AICPA and Eight Other Tax Practitioner Groups Unite to Recommend IRS Taxpayer Service Improvements

April 20, 2017

IRS building sign

The American Institute of CPAs (AICPA) and eight other organizations representing diverse segments of the tax practitioner community presented to federal lawmakers on April 3 a comprehensive set of recommendations designed to improve services provided by the Internal Revenue Service (IRS) to taxpayers and tax practitioners.  The groups called for an improved governance and oversight structure for the IRS and proposed a new unit within the IRS that would centralize the agency’s services to tax practitioners.

The AICPA convened the organizations to explore ways to improve the agency’s taxpayer services.  It was the AICPA’s most recent action of its ongoing efforts to improve IRS taxpayer services. 

The recommendations were developed by the organizations over several months.  Over the course of this process, the AICPA spearheaded an effort to identify and promote realistic, but meaningful, recommendations that would help IRS become modernized and respected.  The result was that the recommendations were endorsed by the AICPA, as well as by alliantgroup, LP, Crowe Horwath, LLP, National Association of Enrolled Agents, National Association of Tax Professionals, National Conference of CPA Practitioners, National Society of Accountants, National Society of Tax Professionals, and PADGETT BUSINESS SERVICES®. 

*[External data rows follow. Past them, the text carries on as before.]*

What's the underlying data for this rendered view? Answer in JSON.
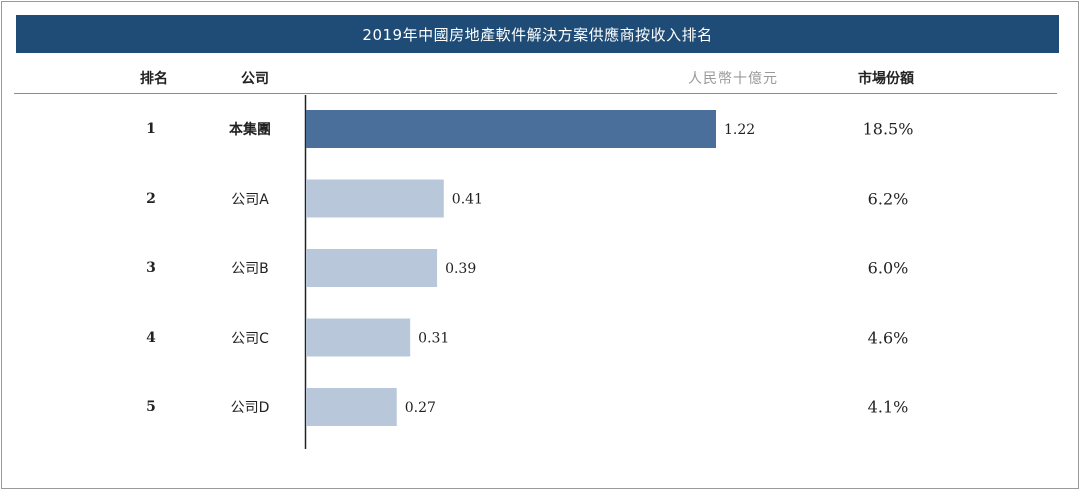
{
  "header": {
    "title": "2019年中國房地產軟件解決方案供應商按收入排名",
    "col_rank": "排名",
    "col_company": "公司",
    "col_unit": "人民幣十億元",
    "col_share": "市場份額"
  },
  "rows": [
    {
      "rank": "1",
      "company": "本集團",
      "value_label": "1.22",
      "share": "18.5%"
    },
    {
      "rank": "2",
      "company": "公司A",
      "value_label": "0.41",
      "share": "6.2%"
    },
    {
      "rank": "3",
      "company": "公司B",
      "value_label": "0.39",
      "share": "6.0%"
    },
    {
      "rank": "4",
      "company": "公司C",
      "value_label": "0.31",
      "share": "4.6%"
    },
    {
      "rank": "5",
      "company": "公司D",
      "value_label": "0.27",
      "share": "4.1%"
    }
  ],
  "colors": {
    "title_bg": "#1e4c77",
    "highlight_bar": "#4a6f9a",
    "other_bar": "#b8c8da"
  },
  "chart_data": {
    "type": "bar",
    "orientation": "horizontal",
    "title": "2019年中國房地產軟件解決方案供應商按收入排名",
    "unit": "人民幣十億元",
    "categories": [
      "本集團",
      "公司A",
      "公司B",
      "公司C",
      "公司D"
    ],
    "values": [
      1.22,
      0.41,
      0.39,
      0.31,
      0.27
    ],
    "market_share": [
      "18.5%",
      "6.2%",
      "6.0%",
      "4.6%",
      "4.1%"
    ],
    "xlim": [
      0,
      1.22
    ],
    "highlight_index": 0
  }
}
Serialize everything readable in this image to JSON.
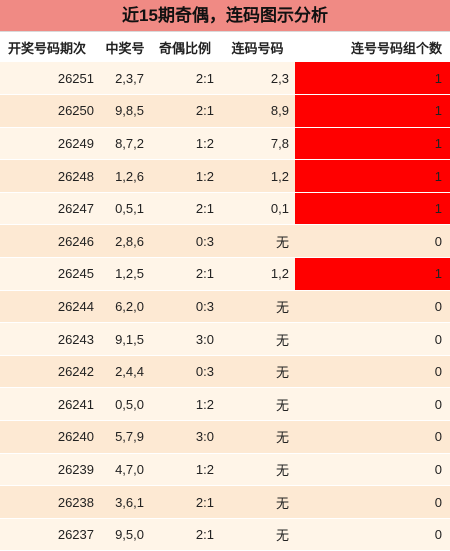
{
  "header": {
    "title": "近15期奇偶，连码图示分析"
  },
  "table": {
    "columns": [
      "开奖号码期次",
      "中奖号",
      "奇偶比例",
      "连码号码",
      "连号号码组个数"
    ],
    "highlight_color": "#ff0000",
    "rows": [
      [
        26251,
        "2,3,7",
        "2:1",
        "2,3",
        1
      ],
      [
        26250,
        "9,8,5",
        "2:1",
        "8,9",
        1
      ],
      [
        26249,
        "8,7,2",
        "1:2",
        "7,8",
        1
      ],
      [
        26248,
        "1,2,6",
        "1:2",
        "1,2",
        1
      ],
      [
        26247,
        "0,5,1",
        "2:1",
        "0,1",
        1
      ],
      [
        26246,
        "2,8,6",
        "0:3",
        "无",
        0
      ],
      [
        26245,
        "1,2,5",
        "2:1",
        "1,2",
        1
      ],
      [
        26244,
        "6,2,0",
        "0:3",
        "无",
        0
      ],
      [
        26243,
        "9,1,5",
        "3:0",
        "无",
        0
      ],
      [
        26242,
        "2,4,4",
        "0:3",
        "无",
        0
      ],
      [
        26241,
        "0,5,0",
        "1:2",
        "无",
        0
      ],
      [
        26240,
        "5,7,9",
        "3:0",
        "无",
        0
      ],
      [
        26239,
        "4,7,0",
        "1:2",
        "无",
        0
      ],
      [
        26238,
        "3,6,1",
        "2:1",
        "无",
        0
      ],
      [
        26237,
        "9,5,0",
        "2:1",
        "无",
        0
      ]
    ]
  }
}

Among the governance and oversight recommendations are: 

  • Setting and maintaining consistent priorities and strategic direction;
  • Re-establishing the annual joint hearing review by the Joint Committee on Taxation;
  • Requiring the Joint Committee on Taxation to provide a bi-annual report;
  • Requiring a Government Accountability Office review of the IRS Oversight Board;
  • Enabling the hiring of qualified and experienced professionals at the IRS;
  • Determining the appropriate level of service and compliance they want the IRS accountable to provide and dedicating appropriate resources for the agency to meet those goals; and
  • Gauging performance with customer satisfaction surveys.

Also recommended is a new dedicated “executive-level” practitioner services unit within the IRS that would centralize and modernize the IRS’s approach to all practitioners.  The groups explained that over time, the IRS has established a number of functional departments.  As a result, IRS employees are dispersed across the IRS and are not coordinated in a way that enables practitioners to timely access critical information (such as their clients’ account status or the availability of dispute resolution opportunities).  Nor do the current IRS teams or processes systematically solicit, gather or evaluate practitioner feedback, they charged. 

“Enhancing the relationship between the IRS and practitioners would benefit both the IRS and the millions of taxpayers served by the practitioner community,” they wrote.  “We are committed to a service-oriented, modernized tax administration system that earns the respect and appreciation of all taxpayers and stakeholders."